Member of the State Duma for Rostov Oblast
- Incumbent
- Assumed office 12 October 2021
- Preceded by: Aleksandr Sholokhov
- Constituency: Belaya Kalitva (No. 153)

Personal details
- Born: 13 January 1984 (age 42) Verkhnemakeevka, Kasharsky District, Rostov Oblast Russian SFSR, Soviet Union
- Party: United Russia
- Alma mater: Southern Federal University

= Nikolay Goncharov =

Russian politician (born 1984)

Nikolay Alexandrovich Goncharov (Гончаров, Николай Александрович; born 13 January 1984, Verkhnemakeevka, Kasharsky District) is a Russian political figure and a deputy of the 8th State Duma.

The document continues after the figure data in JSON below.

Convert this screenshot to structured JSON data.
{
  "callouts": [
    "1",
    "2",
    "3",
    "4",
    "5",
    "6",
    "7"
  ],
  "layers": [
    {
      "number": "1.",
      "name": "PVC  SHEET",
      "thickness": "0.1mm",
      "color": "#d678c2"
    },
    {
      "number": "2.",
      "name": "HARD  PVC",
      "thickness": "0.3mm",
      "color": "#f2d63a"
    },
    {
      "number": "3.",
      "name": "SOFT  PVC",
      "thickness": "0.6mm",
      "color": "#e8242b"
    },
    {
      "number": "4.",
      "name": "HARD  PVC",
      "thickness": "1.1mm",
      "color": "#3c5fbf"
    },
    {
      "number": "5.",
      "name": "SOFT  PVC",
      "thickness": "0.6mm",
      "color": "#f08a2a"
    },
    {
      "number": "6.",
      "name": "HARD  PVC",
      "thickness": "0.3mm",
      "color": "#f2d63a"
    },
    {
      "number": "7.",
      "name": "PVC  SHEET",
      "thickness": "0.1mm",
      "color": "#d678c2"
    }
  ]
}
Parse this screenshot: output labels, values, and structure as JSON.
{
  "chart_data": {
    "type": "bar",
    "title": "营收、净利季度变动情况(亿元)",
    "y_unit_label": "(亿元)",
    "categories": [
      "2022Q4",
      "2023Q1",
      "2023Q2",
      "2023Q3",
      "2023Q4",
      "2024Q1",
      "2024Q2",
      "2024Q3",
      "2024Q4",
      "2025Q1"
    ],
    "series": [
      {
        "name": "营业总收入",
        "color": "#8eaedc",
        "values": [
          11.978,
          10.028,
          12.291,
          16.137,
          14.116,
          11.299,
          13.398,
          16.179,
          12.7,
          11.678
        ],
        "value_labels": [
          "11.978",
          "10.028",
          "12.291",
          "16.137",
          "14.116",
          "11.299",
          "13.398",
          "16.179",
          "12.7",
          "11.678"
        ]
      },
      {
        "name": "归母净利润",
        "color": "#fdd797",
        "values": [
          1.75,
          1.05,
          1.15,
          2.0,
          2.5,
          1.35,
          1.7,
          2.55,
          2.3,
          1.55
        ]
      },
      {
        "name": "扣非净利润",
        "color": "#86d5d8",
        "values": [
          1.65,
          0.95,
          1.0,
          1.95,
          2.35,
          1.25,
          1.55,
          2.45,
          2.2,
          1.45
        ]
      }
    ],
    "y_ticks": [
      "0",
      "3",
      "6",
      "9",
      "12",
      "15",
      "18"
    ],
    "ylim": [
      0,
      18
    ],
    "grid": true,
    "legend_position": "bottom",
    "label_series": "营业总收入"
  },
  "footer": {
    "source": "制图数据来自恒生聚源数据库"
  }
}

From 2006 to 2010, he worked as an assistant prosecutor and a lawyer. In 2010 he was appointed the CEO of "Donskoy Khleb". In 2014 he was elected deputy of the Assembly of deputies of the Kasharsky District of the 5th convocation. In September 2021, he was elected to the 8th State Duma from the Belokalitvinsky District constituency.

== Sanctions ==
He was sanctioned by the UK government in 2022 in relation to the Russo-Ukrainian War.